This article originally appeared in the Globe and Mail.
By Aurel Braun, August 14, 2025
Nothing is ever truly predictable with Donald Trump. His upcoming Alaska summit with Russian President Vladimir Putin, viewed with such dread by Ukraine and its allies, is a case in point.
Much of the media and policy focus has been on Mr. Trump’s earlier position that there may have to be territorial compromises to end this terrible war (though he assured EU allies he wouldn’t discuss the matter without Ukraine present), and Ukrainian President Volodymyr Zelensky’s declaration that Kyiv will not accept such a derogation of national sovereignty. Indeed, territorial concessions by Ukraine would be traumatic, unfair and dangerous. Yet, there may be even greater problems that enormously diminish the possibility of a successful outcome.

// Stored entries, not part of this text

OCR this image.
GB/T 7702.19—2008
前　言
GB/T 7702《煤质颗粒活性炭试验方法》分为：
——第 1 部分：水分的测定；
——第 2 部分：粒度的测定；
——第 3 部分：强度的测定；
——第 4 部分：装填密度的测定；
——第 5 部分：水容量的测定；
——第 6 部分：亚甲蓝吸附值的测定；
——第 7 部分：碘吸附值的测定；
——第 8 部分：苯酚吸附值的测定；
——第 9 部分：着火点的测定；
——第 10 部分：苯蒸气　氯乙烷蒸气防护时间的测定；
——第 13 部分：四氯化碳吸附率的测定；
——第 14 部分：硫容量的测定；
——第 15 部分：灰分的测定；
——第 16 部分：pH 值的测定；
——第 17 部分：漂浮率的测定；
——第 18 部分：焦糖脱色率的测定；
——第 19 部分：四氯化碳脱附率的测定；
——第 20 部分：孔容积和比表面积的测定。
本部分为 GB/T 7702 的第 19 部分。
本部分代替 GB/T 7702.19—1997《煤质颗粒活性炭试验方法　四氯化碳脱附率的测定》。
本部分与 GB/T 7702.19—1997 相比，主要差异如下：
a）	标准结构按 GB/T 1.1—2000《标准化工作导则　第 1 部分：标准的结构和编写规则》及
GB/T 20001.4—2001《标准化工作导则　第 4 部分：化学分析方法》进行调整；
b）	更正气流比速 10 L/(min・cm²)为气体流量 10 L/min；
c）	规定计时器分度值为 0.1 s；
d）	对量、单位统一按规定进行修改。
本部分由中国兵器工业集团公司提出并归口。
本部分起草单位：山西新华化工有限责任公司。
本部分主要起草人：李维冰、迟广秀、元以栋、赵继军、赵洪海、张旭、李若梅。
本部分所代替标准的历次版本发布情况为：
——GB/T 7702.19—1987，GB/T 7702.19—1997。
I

In negotiations, often the devil resides in the details, and at this summit, which may well decide the future of Ukraine and peace and stability in Europe, there may be grave quandaries – territorial disputes, the format of the discussion, who actually participates, etc. The most bedeviling problem, however, is likely to be the absence of a clear and sustainable American grand strategy that addresses the fundamental principles of any successful settlement. The intention to stop the killing is noble, but it is missing the first principle of a good and lasting outcome: namely, that at the end of any agreement, unless Ukraine, regardless of territorial compromise, emerges as a more secure, stable, independent country that can rebuild in peace and thrive, there will be potentially a continuing mortal danger to Ukraine and a grave threat to democracy.
The American approach thus far, however, has been all transactional, and in the absence of a grand strategy and first principle, all the usual overwhelming American advantages are dissipated. This lacuna alone may prevent success.
By contrast, Mr. Putin has a grand strategy, which has been consistent throughout the conflict. Rejecting the unconditional, in-place ceasefire that Mr. Trump had originally demanded, Mr. Putin has responded with a cynical, manipulative demand to address the “root causes” of the conflict that he, in fact, precipitated. As resolution, he has invariably insisted on “demilitarization,” “denazification,” and “alliance neutrality” – in short, a Ukraine that is prohibited from joining NATO, with very limited armed forces and a subservient, or at least pliable, government in Kyiv. At the end of any “negotiations,” he wants to see a Ukraine that is effectively helpless. For him, the summit is not just a personal legitimation, but also a means to dictate Ukraine’s surrender.
Second, to use Mr. Trump’s metaphor of a card game, he is wasting a powerful hand, while Mr. Putin, a KGB-trained manipulator backed by a seasoned negotiating team (though playing with a weak deck in leading only a remnant of a superpower, suffering mammoth battlefield losses for minuscule tactical gains, and dealing with a stagnant economy and increasingly vassal status vis-a-vis China), is using his cards brilliantly. All the overwhelming American advantages – being the greatest superpower, with rapidly revitalizing NATO allies – are squandered by Mr. Trump’s eagerness to reach an agreement in his obsessive quest for a Nobel Prize.
Third, credibility in negotiations is a pivotal asset and here Mr. Trump has largely forfeited. His deadlines, red lines and threats of secondary sanctions have all been ephemeral, and his determination to confront the Russian dictator melts even during phone calls. Mr. Trump’s contemptuous dismissal of Mr. Zelensky, posturing that his presence at the summit would not affect the outcome, further encourages Russia.
Yet it might still be possible to make the best of a bad situation, assuming that Mr. Trump will not just walk away from the summit and finally turn on an irredeemable Russian regime. Though there are shades of Munich in 1938, Ukraine and modern Europe are different. Given enough time, the Europeans will be ready to stand up and a fatigued Ukraine is still prepared to continue the fight. The U.S., however, needs to provide the “bridging” to the time when the Europeans, and particularly Germany, can match their willingness to help defend Ukraine with commensurate military capacity. Success would ensure that even a neutralized Ukraine that concedes or exchanges some territory emerges as a large, heavily-armed Switzerland, a kind of “military hedgehog” that can fight off or deter future Putinite aggression as it evolves into a modern, advanced democracy.
On the other hand, if Mr. Trump bullies Kyiv into submitting to Moscow’s strategic goals and the Europeans’ resolve evaporates, Ukraine could become Russia’s protectorate. Far from peace, this would just whet Mr. Putin’s appetite for more gains and embolden Chinese aggressiveness in the East. For Mr. Trump, this betrayal would become the poisonous tree of his legacy. Anything else he might do subsequently would be deemed the fruits of that tree.
Aurel Braun is a professor of political science and international relations at the University of Toronto, an associate at Harvard University’s Davis Center, and Advisory Council member at the Macdonald-Laurier Institute.